I'd been wanting to have a go at making a mushroom beer for ages. Amongst the wide and varied range of beers Randy Mosher talks about in Radical Brewing is a section on mushroom beers, including Nirvana Chanterelle Ale. As he says this is one of his regular house beers I thought there must be something to it, despite my initial reservations that using mushrooms to flavour beer sounded a bit rubbish.
Having no experience of making mushroom beers I followed the recipe in the book fairly closely, which was a beer at the Belgian tripel end of things, with a vodka extract of Chanterelle mushrooms added to the beer to give it an ethereal fruitiness.
At the bottling stage I also made two types of control beers so the effect of the mushroom extract could be assessed scientifically: one with plain vodka added and another control with nothing added.
By triangle testing each of the beers I was able to scientifically determine that the mushroom beer and each of the controls did indeed taste different.
But what, your friend may ask, did they taste like?
Well, they all tasted like something strong from Belgium, so I guess the yeast did its job.

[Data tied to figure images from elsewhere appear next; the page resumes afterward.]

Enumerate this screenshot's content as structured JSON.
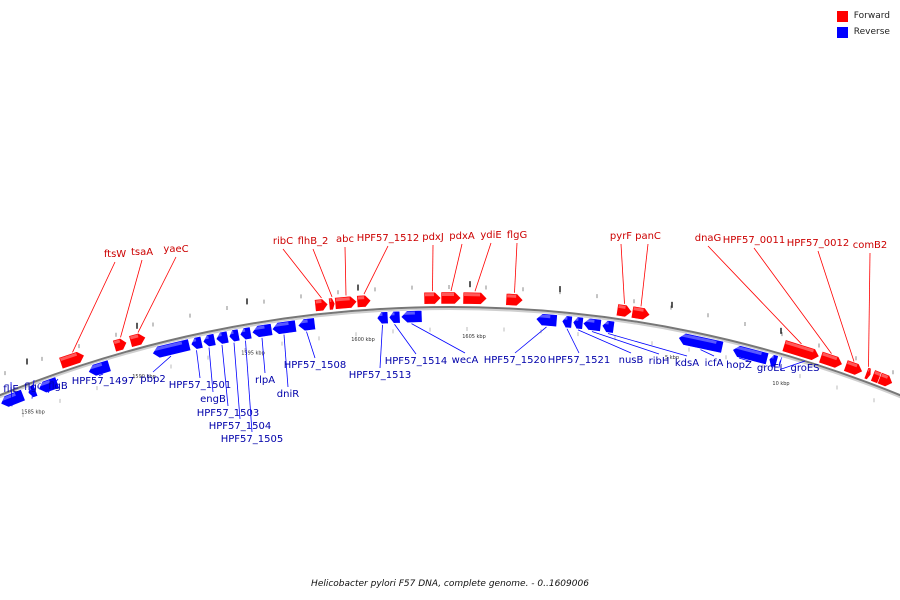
{
  "caption": "Helicobacter pylori F57 DNA, complete genome. - 0..1609006",
  "legend": {
    "forward_label": "Forward",
    "reverse_label": "Reverse",
    "forward_color": "#ff0000",
    "reverse_color": "#0000ff"
  },
  "axis_labels": [
    "1585 kbp",
    "1590 kbp",
    "1595 kbp",
    "1600 kbp",
    "1605 kbp",
    "5 kbp",
    "10 kbp"
  ],
  "forward_genes": [
    "ftsW",
    "tsaA",
    "yaeC",
    "ribC",
    "flhB_2",
    "abc",
    "HPF57_1512",
    "pdxJ",
    "pdxA",
    "ydiE",
    "flgG",
    "pyrF",
    "panC",
    "dnaG",
    "HPF57_0011",
    "HPF57_0012",
    "comB2"
  ],
  "reverse_genes": [
    "fliE",
    "flgC",
    "flgB",
    "HPF57_1497",
    "pbp2",
    "HPF57_1501",
    "engB",
    "HPF57_1503",
    "HPF57_1504",
    "HPF57_1505",
    "rlpA",
    "dniR",
    "HPF57_1508",
    "HPF57_1513",
    "HPF57_1514",
    "wecA",
    "HPF57_1520",
    "HPF57_1521",
    "nusB",
    "ribH",
    "kdsA",
    "icfA",
    "hopZ",
    "groEL",
    "groES"
  ]
}
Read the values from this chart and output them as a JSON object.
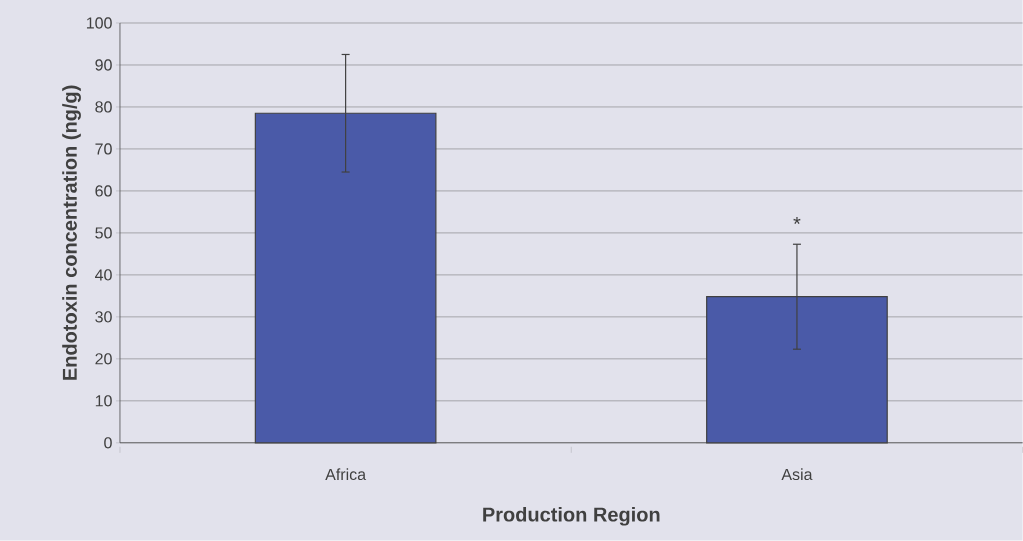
{
  "chart_data": {
    "type": "bar",
    "xlabel": "Production Region",
    "ylabel": "Endotoxin concentration (ng/g)",
    "categories": [
      "Africa",
      "Asia"
    ],
    "values": [
      78.5,
      34.8
    ],
    "errors": [
      14,
      12.5
    ],
    "color": "#4a5aa8",
    "ylim": [
      0,
      100
    ],
    "yticks": [
      0,
      10,
      20,
      30,
      40,
      50,
      60,
      70,
      80,
      90,
      100
    ],
    "grid": "y",
    "annotations": [
      "*"
    ]
  }
}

The mushroom beer had a mellower, more rounded taste than the plain vodka control, and compared to the nothing added control there was certainly a fruitier taste. In fact it was more than that, there was something else I couldn't quite put my finger on...could it have been an ethereal fruitiness?
It's good stuff, but I'm not sure I'll make it again, or if I do I'll at least get some smaller bottles first. A beer in the style of a Belgian tripel with added vodka is a bit much to be drinking by the pint.